Slurpy Join British Council Initiative To Discover Zimbabwe Animation Industry
Our Creative Director, Katie Steed, recently participated in a British Council initiative, where she traveled to Zimbabwe to meet their up and coming animation industry…
Things I knew about Zimbabwe before I went:
- Robert Mugabe
- It’s in Africa. Probably South-ish?
- Zimbabwe starts with a Z and is therefore a powerful figure on the scrabble board.
Despite this fairly embarrassing lack of knowledge about the country, I was lucky enough to be invited to visit Zimbabwe in April this year, as a representative of the British animation industry. The mission; organised and overseen by the British Council, was to meet with various practitioners, educators and business owners across the country – from Harare to Gweru to Bulawayo – to share thoughts about the various challenges we face and to learn about how we’ve each chosen to overcome them.
The Zimbabwean animation industry is in an interesting place at the moment; a place of huge opportunity, talented individuals but perhaps a lack of support and structure helping them achieve their full potential.
In the UK, there are approximately 120 animation degree courses on offer, churning out talented animators year after year to fill around 4700 positions at 470 studios. We make around 22 animated television shows a year, contribute effects to many leading Hollywood blockbusters, and create hundreds of short films that are distributed around the world. Our industry is well established, fairly successful, and – unfortunately – massively over subscribed: there are simply not enough jobs in the UK for the thousands of students studying animation every year. There are not enough channels for our content, not enough funding, not enough
In Zimbabwe, the picture is almost the exact opposite.
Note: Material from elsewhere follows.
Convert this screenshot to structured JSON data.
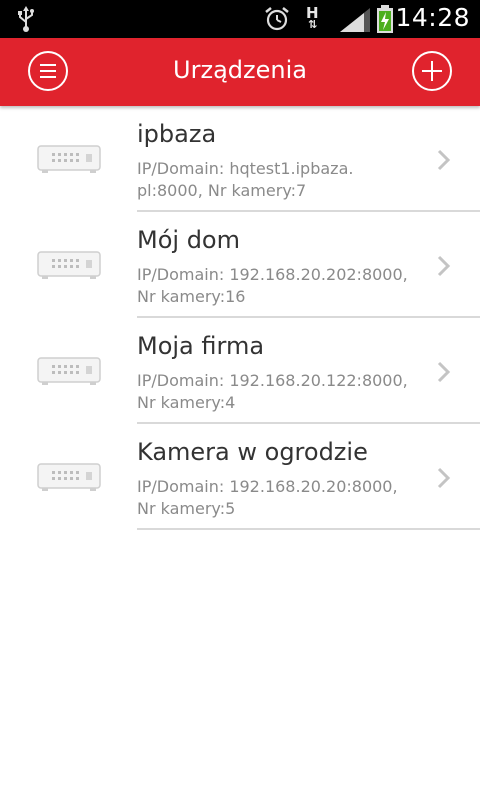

There are several Universities offering animation as part of a larger degree in communication or media, but currently no full time animation specific degrees. Given the intense and often highly technical nature of the career, this creates a skills gap between education and industry that must be filled by thousands of hours of online tutorials and the willingness of established animators to help train the next generation.
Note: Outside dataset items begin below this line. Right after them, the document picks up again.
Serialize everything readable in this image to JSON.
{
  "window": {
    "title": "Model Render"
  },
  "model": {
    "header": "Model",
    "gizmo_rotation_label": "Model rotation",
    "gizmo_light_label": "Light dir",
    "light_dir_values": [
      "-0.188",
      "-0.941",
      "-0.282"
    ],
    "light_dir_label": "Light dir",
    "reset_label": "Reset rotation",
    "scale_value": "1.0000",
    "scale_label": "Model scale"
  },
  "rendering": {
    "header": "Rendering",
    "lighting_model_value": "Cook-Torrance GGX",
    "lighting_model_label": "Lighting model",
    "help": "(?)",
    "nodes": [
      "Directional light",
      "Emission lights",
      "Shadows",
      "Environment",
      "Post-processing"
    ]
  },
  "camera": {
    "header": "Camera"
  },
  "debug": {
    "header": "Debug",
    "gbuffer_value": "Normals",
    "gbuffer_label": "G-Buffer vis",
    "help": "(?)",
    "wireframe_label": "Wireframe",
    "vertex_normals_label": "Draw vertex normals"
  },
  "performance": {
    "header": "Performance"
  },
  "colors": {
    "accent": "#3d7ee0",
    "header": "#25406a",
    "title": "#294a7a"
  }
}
The industry itself is small but momentum is growing – spearheaded by Nafuna TV, Bako animation and Ruvara Studio amongst others, and they are currently spending much of their time and resources training and nurturing others in their likeness. They make music videos, short films, adverts and viral spots that are gaining a growing audience, and there are huge opportunities available to Zimbabwean animators at the moment – opportunities that many in the UK would bite their arms off for – with multiple TV channels being formed that are looking specifically for Zimbabwean content.
Yet for all these differences between our two industries, the thing that struck me most during my time in Zimbabwe was how similar animators around the world are. We all face challenges making others understanding the time and skill that goes in to creating the work that we make, and therefore in commissioning and valuing that work appropriately. We all have a burning desire to create; to express ourselves through this most flexible of mediums. We all watch the same tutorials, get excited about the same new software, and nerd out about the same films.
Things I know about Zimbabwe now:
- People are not their politicians. Zimbabwe is filled with some of the kindest, most thoughtful and welcoming people I have ever met.
- I am going to be witnessing a lot more Zimbabwean films at international festivals over the coming years
- Zimbabwe is a proper noun and is therefore not allowed on the scrabble board.